U.S. Senate Majority Leader Mitch McConnell had this to say in February 2016 as it regarded President Barack Obama’s desire to nominate someone to replace the U.S. Supreme Court Justice Antonin Scalia: The American people should have a voice in the selection of their next Supreme Court Justice.
Hmm. What do you think of that?
Here we are, in June 2018. The Supreme Court has just been opened up yet again. Justice Anthony Kennedy has announced his retirement. Sen. McConnell said he intends to push for a Senate vote by this fall.
Hey! Wait a minute!
We have an election coming up. One-third of the Senate, which must confirm the next appointee, is on the ballot. It could swing from narrow Republican control to Democratic control after the November midterm election.
Don’t the “American people” have the right to be heard in the selection of the next Supreme Court justice? Don’t they, Mr. Leader?

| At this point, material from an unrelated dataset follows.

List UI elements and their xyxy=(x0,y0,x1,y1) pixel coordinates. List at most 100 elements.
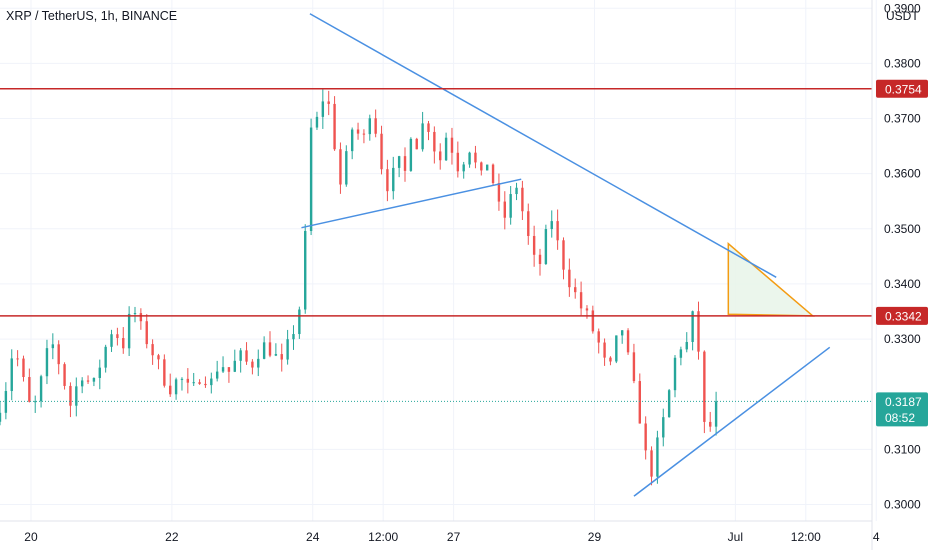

That was his bogus rationale in blocking Merrick Garland’s nomination from President Obama in 2016. The president had a year left in his tenure. We had a presidential election coming up later that year. McConnell said “no way” on the nomination. He blocked it. He obstructed the president. He then — in a shameful display of a lack of self-awareness — accused Democrats of “playing politics” when they insisted that the Senate hold confirmation hearings and then vote on Garland’s nomination.
If anyone “played politics” with that nomination, it was Mitch McConnell!
Now, the leader wants to fast-track the latest Supreme Court nomination on the eve of an equally important election that could determine the ideological and partisan balance in the body that must confirm this nomination.
Does this election count as much as the 2016 presidential election? Aren’t U.S. senators members of a “co-equal branch of government”? Or is the majority leader going to play politics yet again by ramrodding this nomination through — before the people have the chance to have their voices heard?